- Map showing Mirzapur (#586) in Khiron CD block
- Mirzapur Location in Uttar Pradesh, India
- Coordinates: 26°16′49″N 80°53′56″E﻿ / ﻿26.280169°N 80.898783°E
- Country: India
- State: Uttar Pradesh
- District: Raebareli

Area
- • Total: 1.222 km^{2} (0.472 sq mi)

Population (2011)
- • Total: 648
- • Density: 530/km^{2} (1,370/sq mi)

Languages
- • Official: Hindi
- Time zone: UTC+5:30 (IST)
- Vehicle registration: UP-35

= Mirzapur, Raebareli =

Mirzapur is a village in Khiron block of Rae Bareli district, Uttar Pradesh, India. It is located 16 km from Lalganj, the tehsil headquarters. As of 2011, it has a population of 648 people, in 99 households. It has 1 primary school and no healthcare facilities and does not host a weekly haat or a permanent market. It belongs to the nyaya panchayat of Deogaon.

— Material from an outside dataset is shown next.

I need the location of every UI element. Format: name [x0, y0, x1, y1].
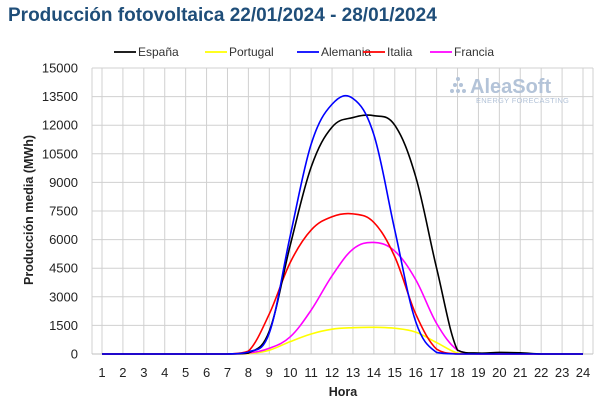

The 1951 census recorded Mirzapur as comprising 1 hamlet, with a population of 231 people (114 male and 117 female), in 40 households and 39 physical houses. The area of the village was given as 302 acres. 23 residents were literate, all male. The village was listed as belonging to the pargana of Khiron and the thana of Gurbakshganj.

The 1961 census recorded Mirzapur as comprising 1 hamlet, with a population of 274 people (139 male and 135 female), in 44 households and 42 physical houses. The area of the village was given as 302 acres.

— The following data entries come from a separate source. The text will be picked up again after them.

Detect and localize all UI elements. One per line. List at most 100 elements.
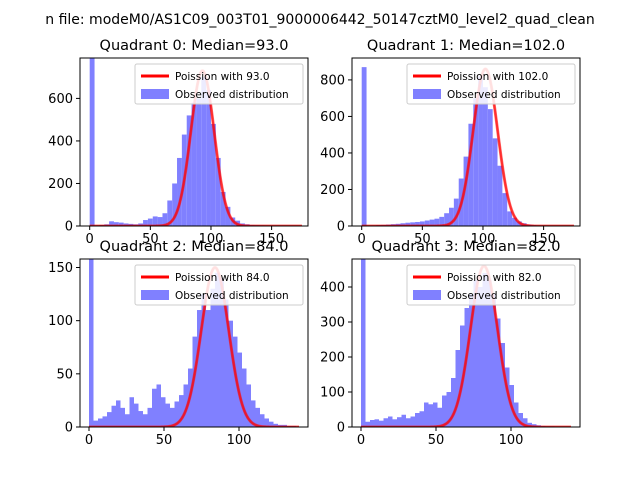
histogram-bar	[161, 397, 166, 427]
legend-label-poisson: Poission with 82.0	[447, 272, 542, 284]
histogram-bar	[183, 384, 188, 427]
y-tick-label: 200	[320, 183, 345, 198]
legend-box	[406, 63, 576, 105]
y-tick-label: 400	[320, 281, 345, 296]
histogram-bar	[111, 405, 116, 427]
legend-bar-swatch	[413, 290, 441, 300]
histogram-bar	[147, 218, 153, 226]
histogram-bar	[437, 407, 442, 427]
histogram-bar	[446, 392, 451, 427]
histogram-bar	[512, 217, 517, 226]
x-tick-label: 50	[414, 232, 431, 247]
y-tick-label: 0	[337, 421, 345, 436]
y-tick-label: 0	[65, 220, 73, 235]
plot-area	[360, 67, 575, 226]
subplot-quadrant-1: 0 50 100 150 0 200 400 600 800 Quadrant 1: Median…	[320, 38, 581, 247]
histogram-bar	[444, 213, 450, 226]
histogram-bar	[129, 397, 134, 427]
histogram-bar	[453, 198, 459, 226]
histogram-bar	[428, 404, 433, 427]
histogram-bar	[220, 191, 226, 226]
x-tick-label: 150	[531, 232, 556, 247]
histogram-bar	[424, 402, 429, 427]
histogram-bar	[451, 378, 456, 427]
histogram-bar	[191, 102, 197, 226]
y-tick-label: 400	[48, 134, 73, 149]
x-tick-label: 100	[471, 232, 496, 247]
histogram-bar	[165, 403, 170, 427]
legend-label-observed: Observed distribution	[447, 89, 561, 101]
histogram-bar	[397, 417, 402, 427]
histogram-bar	[107, 412, 112, 427]
y-tick-label: 50	[56, 367, 73, 382]
x-tick-label: 0	[357, 433, 365, 448]
y-tick-label: 400	[320, 146, 345, 161]
legend: Poission with 82.0 Observed distribution	[406, 264, 576, 306]
subplot-title: Quadrant 0: Median=93.0	[100, 38, 289, 54]
histogram-bar	[496, 318, 501, 427]
histogram-bar	[415, 221, 420, 226]
histogram-bar	[429, 219, 435, 226]
histogram-bar	[392, 419, 397, 427]
y-tick-label: 600	[48, 92, 73, 107]
histogram-bar	[455, 350, 460, 427]
histogram-bar	[89, 259, 94, 427]
histogram-bar	[405, 222, 411, 226]
histogram-bar	[482, 87, 488, 226]
histogram-bar	[379, 420, 384, 427]
legend-label-poisson: Poission with 102.0	[447, 71, 548, 83]
y-tick-label: 150	[48, 261, 73, 276]
legend-box	[134, 264, 304, 306]
histogram-bar	[527, 422, 532, 427]
legend: Poission with 93.0 Observed distribution	[134, 63, 304, 105]
histogram-bar	[497, 165, 503, 226]
histogram-bar	[109, 221, 114, 226]
figure-suptitle: n file: modeM0/AS1C09_003T01_9000006442_…	[45, 12, 594, 28]
x-tick-label: 0	[85, 433, 93, 448]
histogram-bar	[424, 220, 430, 226]
histogram-bar	[210, 288, 215, 427]
histogram-bar	[147, 407, 152, 427]
legend-box	[406, 264, 576, 306]
histogram-bar	[507, 211, 513, 226]
histogram-bar	[255, 407, 260, 427]
histogram-bar	[206, 89, 211, 226]
histogram-bar	[419, 411, 424, 427]
histogram-bar	[415, 413, 420, 427]
y-tick-label: 800	[320, 73, 345, 88]
histogram-bar	[388, 416, 393, 427]
histogram-bar	[219, 278, 224, 427]
histogram-bar	[206, 310, 211, 427]
histogram-bar	[215, 272, 220, 427]
histogram-bar	[410, 222, 416, 226]
histogram-bar	[518, 413, 523, 427]
histogram-bar	[102, 416, 107, 427]
histogram-bar	[478, 76, 483, 226]
legend-bar-swatch	[141, 290, 169, 300]
histogram-bar	[469, 294, 474, 427]
histogram-bar	[170, 407, 175, 427]
histogram-bar	[167, 200, 173, 226]
histogram-bar	[225, 206, 231, 226]
legend-bar-swatch	[413, 89, 441, 99]
histogram-bar	[201, 294, 206, 427]
histogram-bar	[374, 419, 379, 427]
histogram-bar	[487, 109, 493, 226]
histogram-bar	[192, 336, 197, 427]
subplot-quadrant-3: 0 50 100 0 100 200 300 400 Quadrant 3: Median=82…	[320, 239, 581, 448]
histogram-bar	[242, 368, 247, 427]
histogram-bar	[434, 218, 440, 226]
histogram-bar	[197, 310, 202, 427]
histogram-bar	[196, 98, 202, 226]
histogram-bar	[201, 77, 207, 226]
histogram-bar	[505, 367, 510, 427]
histogram-bar	[233, 336, 238, 427]
y-tick-label: 300	[320, 316, 345, 331]
histogram-bar	[487, 280, 492, 427]
histogram-bar	[273, 423, 278, 427]
histogram-bar	[492, 138, 498, 226]
histogram-bar	[410, 416, 415, 427]
subplot-title: Quadrant 3: Median=82.0	[372, 239, 561, 255]
histogram-bar	[179, 395, 184, 427]
histogram-bar	[260, 414, 265, 427]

The 1981 census recorded Mirzapur as having a population of 439 people, in 61 households, and having an area of 122.22 hectares. The main staple foods were given as wheat and rice.

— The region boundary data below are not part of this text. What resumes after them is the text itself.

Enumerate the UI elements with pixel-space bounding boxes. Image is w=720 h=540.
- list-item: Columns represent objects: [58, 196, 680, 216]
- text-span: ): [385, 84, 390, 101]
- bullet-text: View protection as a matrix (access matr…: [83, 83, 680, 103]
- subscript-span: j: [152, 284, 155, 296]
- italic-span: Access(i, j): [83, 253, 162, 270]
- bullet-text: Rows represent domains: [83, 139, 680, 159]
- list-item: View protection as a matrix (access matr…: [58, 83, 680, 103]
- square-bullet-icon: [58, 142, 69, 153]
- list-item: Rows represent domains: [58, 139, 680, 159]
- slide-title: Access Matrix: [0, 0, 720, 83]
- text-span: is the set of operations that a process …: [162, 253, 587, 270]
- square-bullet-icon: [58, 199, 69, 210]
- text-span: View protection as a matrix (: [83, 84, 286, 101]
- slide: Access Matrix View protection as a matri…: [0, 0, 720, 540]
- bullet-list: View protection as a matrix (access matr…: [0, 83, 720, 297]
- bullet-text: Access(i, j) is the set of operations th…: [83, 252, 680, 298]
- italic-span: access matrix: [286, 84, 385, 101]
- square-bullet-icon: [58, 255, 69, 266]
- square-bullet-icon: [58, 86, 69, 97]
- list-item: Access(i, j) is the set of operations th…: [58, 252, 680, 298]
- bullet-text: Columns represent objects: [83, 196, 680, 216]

The 1991 census recorded Mirzapur (as "Mirjapur") as having a population of 432 people (217 male and 215 female), in 63 households and 63 physical houses. The area of the village was listed as 123 hectares. Members of the 0-6 age group numbered 100, or 23% of the total population; this group was 50% male (50) and 50% female (50). Members of scheduled castes made up 28% of the village's population, while no members of scheduled tribes were recorded. The literacy rate of the village was 46% (142 men and 56 women). 102 people were classified as main workers (100 men and 2 women), while 121 people were classified as marginal workers (1 man and 120 women); the remaining 209 residents were non-workers. The breakdown of main workers by employment category was as follows: 92 cultivators (i.e. people who owned or leased their own land); 2 agricultural labourers (i.e. people who worked someone else's land in return for payment); 0 workers in livestock, forestry, fishing, hunting, plantations, orchards, etc.; 0 in mining and quarrying; 0 household industry workers; 4 workers employed in other manufacturing, processing, service, and repair roles; 0 construction workers; 0 employed in trade and commerce; 0 employed in transport, storage, and communications; and 4 in other services.